In the wake of Facebook privacy debates it seems that social media has become hot topic number one. Considering that more people ‘facebook’ (vb.) than ‘google’ these days and that the population of the former is exceeded only by China and India, it’s not surprising. Nor is it going to go away.
But how does social media do for us perves? Well you tell me – because you can.
With the internet the revolution already happened, did you miss it? In forums, comments, tweets, the debates can update themselves and probably be set to alert your genital piercing, and linked to a platform on your mobile.
In my circle of fetish adventure it seems that there is a social-network trinity of Informed Consent, Collar Me and Fetlife. Informed Consent or IC is broad and exceptional in its simplistic scope. It’s idiosyncratic features, functionality and forum set it apart and have very definite followers. You can get hacked to pieces or wildly celebrated in a forum, and that’s part of its charm. You will definitely get more of response to a play question than: ‘Have you tried Googling it?’ And yes, there is a lot of old-school BDSM here because these things have come down from the ages.
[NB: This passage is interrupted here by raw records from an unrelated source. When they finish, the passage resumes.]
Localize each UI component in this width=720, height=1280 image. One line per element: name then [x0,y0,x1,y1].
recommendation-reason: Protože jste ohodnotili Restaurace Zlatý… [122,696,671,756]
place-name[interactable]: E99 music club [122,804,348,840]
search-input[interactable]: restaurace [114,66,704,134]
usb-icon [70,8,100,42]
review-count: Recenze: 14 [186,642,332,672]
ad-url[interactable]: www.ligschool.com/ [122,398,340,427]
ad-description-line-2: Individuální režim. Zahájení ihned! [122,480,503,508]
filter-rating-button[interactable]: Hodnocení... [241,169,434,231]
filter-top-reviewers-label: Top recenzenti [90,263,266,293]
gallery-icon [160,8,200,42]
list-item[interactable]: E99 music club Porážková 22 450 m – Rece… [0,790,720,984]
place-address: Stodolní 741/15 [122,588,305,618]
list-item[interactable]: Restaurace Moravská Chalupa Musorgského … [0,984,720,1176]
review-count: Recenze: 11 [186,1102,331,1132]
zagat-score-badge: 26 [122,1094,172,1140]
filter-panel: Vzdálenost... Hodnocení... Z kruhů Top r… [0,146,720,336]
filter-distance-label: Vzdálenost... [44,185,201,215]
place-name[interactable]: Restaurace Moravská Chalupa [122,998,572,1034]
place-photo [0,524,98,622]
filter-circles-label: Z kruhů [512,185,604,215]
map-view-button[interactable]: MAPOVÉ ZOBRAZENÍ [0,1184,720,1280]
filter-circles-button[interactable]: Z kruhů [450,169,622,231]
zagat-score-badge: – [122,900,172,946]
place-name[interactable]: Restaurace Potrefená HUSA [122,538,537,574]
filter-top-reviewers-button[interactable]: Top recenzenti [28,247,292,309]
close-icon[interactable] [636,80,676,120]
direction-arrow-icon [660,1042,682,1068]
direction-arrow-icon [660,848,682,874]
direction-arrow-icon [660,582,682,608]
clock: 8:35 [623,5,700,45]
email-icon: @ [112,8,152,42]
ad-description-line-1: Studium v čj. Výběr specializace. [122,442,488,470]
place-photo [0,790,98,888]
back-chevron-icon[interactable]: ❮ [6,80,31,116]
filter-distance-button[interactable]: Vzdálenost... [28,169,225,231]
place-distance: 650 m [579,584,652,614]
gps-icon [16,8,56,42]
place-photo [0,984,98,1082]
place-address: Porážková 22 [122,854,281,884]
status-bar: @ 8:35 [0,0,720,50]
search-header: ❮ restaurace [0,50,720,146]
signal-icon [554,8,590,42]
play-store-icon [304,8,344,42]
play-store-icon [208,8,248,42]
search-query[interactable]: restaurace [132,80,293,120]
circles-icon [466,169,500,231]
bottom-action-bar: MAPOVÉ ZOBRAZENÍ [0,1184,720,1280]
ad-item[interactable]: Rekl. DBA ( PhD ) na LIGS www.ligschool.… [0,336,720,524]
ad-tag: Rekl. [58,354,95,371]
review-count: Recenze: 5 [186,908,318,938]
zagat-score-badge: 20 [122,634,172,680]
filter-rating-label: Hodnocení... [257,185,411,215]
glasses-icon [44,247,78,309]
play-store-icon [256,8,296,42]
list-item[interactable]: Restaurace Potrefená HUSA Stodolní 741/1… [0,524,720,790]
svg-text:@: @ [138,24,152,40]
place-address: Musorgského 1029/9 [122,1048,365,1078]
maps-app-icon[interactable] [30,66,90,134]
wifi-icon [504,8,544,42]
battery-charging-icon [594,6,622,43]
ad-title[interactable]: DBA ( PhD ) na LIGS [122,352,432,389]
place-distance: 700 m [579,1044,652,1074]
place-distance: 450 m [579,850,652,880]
Collar Me on the other hand is a straightforward personals site with lots of chancers trying it on from both sides. Beware the online money dominatrixes and male ‘web-wankers’ (not an insult, it’s what they do) looking to start play from ‘Hello, my name is…’But despite having its fair dose of proactive predators, I still suspect there are many like me who naively hope to find and date a person first and filter the BDSM discussion in over wine after a light dinner. Your definition of fun will determine your strength of loyalty here.
Fetlife however is more your general fetish Facebook and has even started updates in social network fashion. It feels more stylish and focused on mass-facilitation than setting itself in any firm camp. It has this North American way of embracing the word fetish to mean an alternative-sex umbrella, a catch-all that has the ability to dilute sexuality down to a wannabe model wearing a latex dress. But that’s ok because you can have your own groups and follow the discussions about your predilections. And because it’s USG – user generated content – the site itself avoids liability. Did you read your terms and conditions?
I’m sure as it grows it will get more easily-flung flak as these free services do. But bear in mind this before I leave to check your BDSM and F emails. The site has only been created and is just maintained by facilitators; it only takes one or two members to besmirch a reputation of the website as a whole.
I have faith they will continue to enable my friends and I to communicate our personal preferences. So I will leave the last word Fetlife founder John Baku, who I wrote to asking how much work was involved in setting up his social-networking site. Baku’s answer I feel reveals a passion that defies rash and cynical judgement:
‘Fetlife is a company like no other. We have 3 full-time employees, a couple part time and 60-70 volunteers. Not only does it take up all my time, we work 70+ hours a week easily.’